Kene Onuorah, MBA ’21
MBA Student and Growth Marketing, FNDR
Kene Onuorah is an MBA student, growth marketing intern at FNDR, and a Michigan Business Challenge award winner for his company Comme Homme. He and his partner Mejoy Lawson, MBA ’21, lead Comme Homme, a direct-to-consumer cosmetic and lifestyle brand for bald men. Onuorah also serves as a mentor for at-risk high school students.
At Michigan Ross, Onuorah is actively involved in the Black Business Student Association. This year, he was a co-chair of the 45th annual Alfred L. Edwards Conference.
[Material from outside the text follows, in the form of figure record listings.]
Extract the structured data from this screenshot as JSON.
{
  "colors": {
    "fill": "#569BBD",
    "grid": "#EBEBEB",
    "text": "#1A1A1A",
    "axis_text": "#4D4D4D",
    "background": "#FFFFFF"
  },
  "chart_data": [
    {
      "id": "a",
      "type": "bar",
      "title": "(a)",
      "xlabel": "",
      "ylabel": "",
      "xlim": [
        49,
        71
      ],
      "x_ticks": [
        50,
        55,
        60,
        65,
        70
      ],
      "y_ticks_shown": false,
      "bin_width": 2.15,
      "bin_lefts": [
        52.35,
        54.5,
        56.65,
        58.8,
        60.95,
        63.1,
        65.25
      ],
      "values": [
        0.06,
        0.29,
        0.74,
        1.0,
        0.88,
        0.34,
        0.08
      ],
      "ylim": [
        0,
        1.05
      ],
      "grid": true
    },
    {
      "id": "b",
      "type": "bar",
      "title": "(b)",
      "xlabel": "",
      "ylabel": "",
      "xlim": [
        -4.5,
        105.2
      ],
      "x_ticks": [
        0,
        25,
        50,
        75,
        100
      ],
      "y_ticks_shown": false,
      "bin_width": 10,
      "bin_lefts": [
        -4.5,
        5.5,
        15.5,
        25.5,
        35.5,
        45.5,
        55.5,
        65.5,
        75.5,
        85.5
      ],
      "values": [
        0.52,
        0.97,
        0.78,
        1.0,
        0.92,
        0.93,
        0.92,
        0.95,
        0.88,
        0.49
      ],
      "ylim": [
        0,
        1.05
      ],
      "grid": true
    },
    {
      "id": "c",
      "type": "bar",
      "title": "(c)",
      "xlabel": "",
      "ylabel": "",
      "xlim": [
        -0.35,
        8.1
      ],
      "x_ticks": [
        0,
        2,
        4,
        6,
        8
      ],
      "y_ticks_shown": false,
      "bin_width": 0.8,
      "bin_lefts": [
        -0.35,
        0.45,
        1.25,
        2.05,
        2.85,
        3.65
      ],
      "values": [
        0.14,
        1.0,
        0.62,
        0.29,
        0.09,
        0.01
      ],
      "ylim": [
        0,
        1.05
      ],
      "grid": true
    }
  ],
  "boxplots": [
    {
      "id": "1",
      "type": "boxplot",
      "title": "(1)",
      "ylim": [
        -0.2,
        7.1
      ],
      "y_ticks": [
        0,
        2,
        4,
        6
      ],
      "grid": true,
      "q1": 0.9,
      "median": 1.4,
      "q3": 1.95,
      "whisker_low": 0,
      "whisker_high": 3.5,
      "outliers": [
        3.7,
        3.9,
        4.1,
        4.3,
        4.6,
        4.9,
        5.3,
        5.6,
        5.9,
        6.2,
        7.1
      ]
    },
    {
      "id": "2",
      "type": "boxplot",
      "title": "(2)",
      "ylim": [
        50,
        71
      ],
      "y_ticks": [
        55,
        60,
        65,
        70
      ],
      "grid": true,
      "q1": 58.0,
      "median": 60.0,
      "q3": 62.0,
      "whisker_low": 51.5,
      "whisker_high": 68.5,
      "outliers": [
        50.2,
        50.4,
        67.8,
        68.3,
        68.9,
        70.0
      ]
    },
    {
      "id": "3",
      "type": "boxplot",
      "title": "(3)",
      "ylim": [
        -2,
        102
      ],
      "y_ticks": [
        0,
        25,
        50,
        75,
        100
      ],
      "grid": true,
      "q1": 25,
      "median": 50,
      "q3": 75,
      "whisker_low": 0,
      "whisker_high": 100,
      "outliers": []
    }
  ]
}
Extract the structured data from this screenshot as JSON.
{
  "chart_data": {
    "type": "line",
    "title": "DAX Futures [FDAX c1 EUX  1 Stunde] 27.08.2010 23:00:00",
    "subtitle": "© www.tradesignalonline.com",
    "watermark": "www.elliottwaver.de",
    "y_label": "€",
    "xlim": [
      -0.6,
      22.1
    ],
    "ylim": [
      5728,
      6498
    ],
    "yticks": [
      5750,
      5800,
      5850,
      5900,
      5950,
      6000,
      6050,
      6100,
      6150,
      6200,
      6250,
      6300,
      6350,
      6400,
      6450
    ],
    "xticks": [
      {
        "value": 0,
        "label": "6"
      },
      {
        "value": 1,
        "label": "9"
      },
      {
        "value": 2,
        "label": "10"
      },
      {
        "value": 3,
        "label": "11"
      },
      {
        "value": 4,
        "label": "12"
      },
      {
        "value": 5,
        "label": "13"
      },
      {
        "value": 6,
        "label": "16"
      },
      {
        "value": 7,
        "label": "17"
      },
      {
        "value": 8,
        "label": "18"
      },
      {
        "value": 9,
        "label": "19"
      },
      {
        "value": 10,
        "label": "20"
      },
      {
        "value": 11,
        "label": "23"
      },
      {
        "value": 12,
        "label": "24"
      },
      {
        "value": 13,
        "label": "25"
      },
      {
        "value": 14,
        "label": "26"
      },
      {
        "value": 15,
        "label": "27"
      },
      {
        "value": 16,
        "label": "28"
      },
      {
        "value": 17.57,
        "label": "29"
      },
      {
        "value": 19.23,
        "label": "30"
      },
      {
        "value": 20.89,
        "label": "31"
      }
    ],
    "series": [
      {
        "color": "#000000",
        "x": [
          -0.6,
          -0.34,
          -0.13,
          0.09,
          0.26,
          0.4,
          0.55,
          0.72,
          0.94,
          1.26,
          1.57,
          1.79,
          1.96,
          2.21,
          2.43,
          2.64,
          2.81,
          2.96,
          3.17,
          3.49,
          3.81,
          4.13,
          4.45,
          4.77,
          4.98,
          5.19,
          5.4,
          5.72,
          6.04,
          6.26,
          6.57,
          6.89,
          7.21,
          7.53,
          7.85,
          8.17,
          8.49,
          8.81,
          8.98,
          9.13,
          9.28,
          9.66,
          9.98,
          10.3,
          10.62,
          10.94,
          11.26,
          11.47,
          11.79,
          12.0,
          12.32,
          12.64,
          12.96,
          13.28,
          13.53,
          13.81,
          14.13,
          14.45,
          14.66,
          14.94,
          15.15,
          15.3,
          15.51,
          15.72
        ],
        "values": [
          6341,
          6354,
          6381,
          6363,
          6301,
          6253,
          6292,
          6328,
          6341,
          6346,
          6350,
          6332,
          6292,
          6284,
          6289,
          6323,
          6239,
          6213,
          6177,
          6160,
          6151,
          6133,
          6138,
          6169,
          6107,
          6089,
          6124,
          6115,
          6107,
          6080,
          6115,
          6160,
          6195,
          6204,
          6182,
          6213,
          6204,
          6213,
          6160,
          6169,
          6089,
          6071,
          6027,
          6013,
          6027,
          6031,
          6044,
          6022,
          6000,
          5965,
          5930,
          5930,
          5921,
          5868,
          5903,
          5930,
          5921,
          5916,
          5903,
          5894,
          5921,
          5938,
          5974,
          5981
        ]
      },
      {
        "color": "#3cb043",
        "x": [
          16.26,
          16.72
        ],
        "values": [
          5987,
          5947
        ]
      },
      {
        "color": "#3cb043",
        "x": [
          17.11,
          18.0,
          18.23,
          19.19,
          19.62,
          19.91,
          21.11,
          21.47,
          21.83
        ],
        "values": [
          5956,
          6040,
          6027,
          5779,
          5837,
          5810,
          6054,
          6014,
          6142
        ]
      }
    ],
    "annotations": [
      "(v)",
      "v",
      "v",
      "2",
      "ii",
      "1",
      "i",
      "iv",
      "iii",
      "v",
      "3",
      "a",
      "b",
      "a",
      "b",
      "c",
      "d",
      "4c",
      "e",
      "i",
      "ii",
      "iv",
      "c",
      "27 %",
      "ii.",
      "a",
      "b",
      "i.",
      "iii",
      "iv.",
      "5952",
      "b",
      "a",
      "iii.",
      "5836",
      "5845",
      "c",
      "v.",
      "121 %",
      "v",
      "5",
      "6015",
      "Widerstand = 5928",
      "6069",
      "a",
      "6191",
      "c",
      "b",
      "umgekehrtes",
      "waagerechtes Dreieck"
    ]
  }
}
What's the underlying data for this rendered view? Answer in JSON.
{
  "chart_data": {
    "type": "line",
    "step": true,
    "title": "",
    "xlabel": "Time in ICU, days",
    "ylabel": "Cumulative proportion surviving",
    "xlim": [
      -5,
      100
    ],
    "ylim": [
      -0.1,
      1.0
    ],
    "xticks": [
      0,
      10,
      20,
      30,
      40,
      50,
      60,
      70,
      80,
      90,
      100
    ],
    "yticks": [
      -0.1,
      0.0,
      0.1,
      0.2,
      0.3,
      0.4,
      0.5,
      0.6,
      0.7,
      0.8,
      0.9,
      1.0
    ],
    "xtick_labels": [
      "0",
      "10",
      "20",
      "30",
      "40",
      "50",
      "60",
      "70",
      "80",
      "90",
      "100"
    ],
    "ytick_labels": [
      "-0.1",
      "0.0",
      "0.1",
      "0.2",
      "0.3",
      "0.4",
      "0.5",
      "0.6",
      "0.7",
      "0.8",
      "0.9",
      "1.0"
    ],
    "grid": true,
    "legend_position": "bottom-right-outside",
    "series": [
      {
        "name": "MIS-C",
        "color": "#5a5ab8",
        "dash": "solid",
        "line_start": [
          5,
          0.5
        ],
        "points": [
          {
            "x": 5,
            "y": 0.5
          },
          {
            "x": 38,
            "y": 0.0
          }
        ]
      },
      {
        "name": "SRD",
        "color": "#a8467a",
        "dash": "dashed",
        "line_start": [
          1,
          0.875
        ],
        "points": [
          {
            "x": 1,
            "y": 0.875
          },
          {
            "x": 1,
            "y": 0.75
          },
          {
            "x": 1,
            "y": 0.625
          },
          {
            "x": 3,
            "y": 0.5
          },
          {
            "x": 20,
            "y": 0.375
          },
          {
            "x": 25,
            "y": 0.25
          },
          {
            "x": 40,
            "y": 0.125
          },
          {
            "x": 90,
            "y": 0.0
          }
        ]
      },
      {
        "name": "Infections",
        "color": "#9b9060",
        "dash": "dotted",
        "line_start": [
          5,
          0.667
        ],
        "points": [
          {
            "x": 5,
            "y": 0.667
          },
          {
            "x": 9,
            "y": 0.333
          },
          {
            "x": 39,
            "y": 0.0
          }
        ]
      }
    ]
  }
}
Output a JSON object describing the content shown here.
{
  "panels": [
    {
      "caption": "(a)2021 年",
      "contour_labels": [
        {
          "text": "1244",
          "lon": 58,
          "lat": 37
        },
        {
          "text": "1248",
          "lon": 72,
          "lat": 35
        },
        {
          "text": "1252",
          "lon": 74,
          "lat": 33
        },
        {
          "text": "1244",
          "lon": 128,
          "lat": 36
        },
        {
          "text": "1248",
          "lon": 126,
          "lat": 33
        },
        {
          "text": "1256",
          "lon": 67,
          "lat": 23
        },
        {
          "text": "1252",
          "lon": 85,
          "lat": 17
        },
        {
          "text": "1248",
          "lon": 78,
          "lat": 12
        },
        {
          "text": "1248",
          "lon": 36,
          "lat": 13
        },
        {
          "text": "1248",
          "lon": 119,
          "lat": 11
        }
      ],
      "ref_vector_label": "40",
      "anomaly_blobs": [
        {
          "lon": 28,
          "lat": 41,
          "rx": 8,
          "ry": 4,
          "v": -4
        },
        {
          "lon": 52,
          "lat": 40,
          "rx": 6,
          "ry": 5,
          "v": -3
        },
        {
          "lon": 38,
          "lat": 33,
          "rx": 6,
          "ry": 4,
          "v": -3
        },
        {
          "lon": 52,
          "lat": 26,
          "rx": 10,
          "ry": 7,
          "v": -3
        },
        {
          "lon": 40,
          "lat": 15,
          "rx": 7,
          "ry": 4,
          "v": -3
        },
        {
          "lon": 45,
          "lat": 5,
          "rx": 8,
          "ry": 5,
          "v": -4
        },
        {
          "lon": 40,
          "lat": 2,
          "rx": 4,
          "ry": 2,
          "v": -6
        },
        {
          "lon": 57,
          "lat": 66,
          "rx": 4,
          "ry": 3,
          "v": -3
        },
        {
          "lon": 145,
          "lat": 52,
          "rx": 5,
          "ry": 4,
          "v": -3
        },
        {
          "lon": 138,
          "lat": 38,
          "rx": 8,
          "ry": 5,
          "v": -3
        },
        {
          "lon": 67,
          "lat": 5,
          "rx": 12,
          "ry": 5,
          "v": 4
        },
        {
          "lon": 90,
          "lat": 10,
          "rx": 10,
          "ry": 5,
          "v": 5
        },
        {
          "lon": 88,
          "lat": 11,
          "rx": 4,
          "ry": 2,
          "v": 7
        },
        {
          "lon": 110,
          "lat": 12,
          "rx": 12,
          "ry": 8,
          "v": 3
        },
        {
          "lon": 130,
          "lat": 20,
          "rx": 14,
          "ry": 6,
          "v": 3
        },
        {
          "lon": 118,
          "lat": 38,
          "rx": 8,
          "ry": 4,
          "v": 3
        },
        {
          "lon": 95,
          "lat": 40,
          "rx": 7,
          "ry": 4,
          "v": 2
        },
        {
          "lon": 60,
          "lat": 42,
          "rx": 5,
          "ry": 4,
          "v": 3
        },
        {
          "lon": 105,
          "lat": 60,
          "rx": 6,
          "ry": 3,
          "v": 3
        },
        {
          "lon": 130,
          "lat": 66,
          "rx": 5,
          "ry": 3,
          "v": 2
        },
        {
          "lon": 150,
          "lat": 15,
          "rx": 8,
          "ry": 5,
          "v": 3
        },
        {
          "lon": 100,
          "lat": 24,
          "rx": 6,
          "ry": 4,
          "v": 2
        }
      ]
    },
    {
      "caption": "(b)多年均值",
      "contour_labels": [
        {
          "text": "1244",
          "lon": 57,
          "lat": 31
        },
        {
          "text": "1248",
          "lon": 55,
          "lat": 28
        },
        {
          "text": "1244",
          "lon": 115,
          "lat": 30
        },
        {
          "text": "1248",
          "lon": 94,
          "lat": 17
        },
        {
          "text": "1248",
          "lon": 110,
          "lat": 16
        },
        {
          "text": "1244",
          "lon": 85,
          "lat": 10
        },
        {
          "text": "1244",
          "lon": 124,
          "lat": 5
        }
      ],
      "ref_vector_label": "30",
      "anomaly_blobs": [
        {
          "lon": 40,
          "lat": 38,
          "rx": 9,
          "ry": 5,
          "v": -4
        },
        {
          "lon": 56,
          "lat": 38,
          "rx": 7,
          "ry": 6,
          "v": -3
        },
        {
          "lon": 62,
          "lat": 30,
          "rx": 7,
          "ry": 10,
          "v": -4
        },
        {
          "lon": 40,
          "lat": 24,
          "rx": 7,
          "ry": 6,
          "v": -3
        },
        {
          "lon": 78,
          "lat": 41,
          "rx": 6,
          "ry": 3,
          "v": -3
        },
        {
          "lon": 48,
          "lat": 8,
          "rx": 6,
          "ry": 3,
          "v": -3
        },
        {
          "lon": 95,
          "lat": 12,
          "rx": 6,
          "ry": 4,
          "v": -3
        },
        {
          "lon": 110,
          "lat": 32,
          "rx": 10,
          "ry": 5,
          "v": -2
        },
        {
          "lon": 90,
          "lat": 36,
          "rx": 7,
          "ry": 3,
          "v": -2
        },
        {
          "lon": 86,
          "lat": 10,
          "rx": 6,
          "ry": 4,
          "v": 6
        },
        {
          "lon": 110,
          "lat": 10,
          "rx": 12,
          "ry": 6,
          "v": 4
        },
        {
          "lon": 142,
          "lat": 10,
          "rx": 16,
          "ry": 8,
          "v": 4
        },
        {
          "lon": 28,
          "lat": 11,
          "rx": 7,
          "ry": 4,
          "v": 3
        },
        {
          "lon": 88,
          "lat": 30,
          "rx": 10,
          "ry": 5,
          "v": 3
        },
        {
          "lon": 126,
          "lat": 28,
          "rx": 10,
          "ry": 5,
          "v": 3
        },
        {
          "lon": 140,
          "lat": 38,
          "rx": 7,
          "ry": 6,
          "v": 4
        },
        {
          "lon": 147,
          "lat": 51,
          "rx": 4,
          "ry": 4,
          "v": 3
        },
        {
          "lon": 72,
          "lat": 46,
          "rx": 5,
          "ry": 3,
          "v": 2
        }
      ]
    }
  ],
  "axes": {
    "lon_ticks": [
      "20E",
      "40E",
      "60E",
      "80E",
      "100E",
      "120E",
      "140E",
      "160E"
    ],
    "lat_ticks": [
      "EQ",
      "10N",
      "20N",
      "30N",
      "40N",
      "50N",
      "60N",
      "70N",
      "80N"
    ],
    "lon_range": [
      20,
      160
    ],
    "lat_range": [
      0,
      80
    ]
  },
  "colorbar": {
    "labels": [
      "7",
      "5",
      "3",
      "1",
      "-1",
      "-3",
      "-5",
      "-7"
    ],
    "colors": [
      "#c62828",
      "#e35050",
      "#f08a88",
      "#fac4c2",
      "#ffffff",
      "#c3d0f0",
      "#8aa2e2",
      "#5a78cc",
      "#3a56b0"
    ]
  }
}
The conference celebrates the contributions and successes of Black students at the U-M and is one of the longest-running conferences at Michigan Ross.
Onuorah says that his leadership in the Black community is most demonstrated by his willingness to be authentic in all spaces, in addition to his willingness to pursue untraditional opportunities and career paths.
“I think that these things help me set a tone for others that shows a Black person in America can succeed in any space just as I can,” said Onuorah.
Kimberly Keaton Williams, MBA ’94
Vice President, Talent Acquisition and Development and Chief Diversity Officer, McLaren Health Care
Kimberly Keaton Williams’ dedication to supporting and advancing the Black community starts with her work responsibilities, but extends much further.
“As chief diversity officer for McLaren Health Care, I develop programs and practices to ensure a diverse and inclusive workplace for all employees and culturally competent healthcare for our patients,” she said.
In addition, she serves as vice chair of the board for the Rhonda Walker Foundation, an organization “empowering inner-city teen girls towards becoming strong, confident, successful and moral future leaders.” She is also a member of Alpha Kappa Alpha Sorority, the Links Inc., and Jack and Jill of America.
“Each of these organizations has a significant focus on service to the community,” Williams said. “I pray that my personal and professional efforts help to enrich and bless the lives of others.”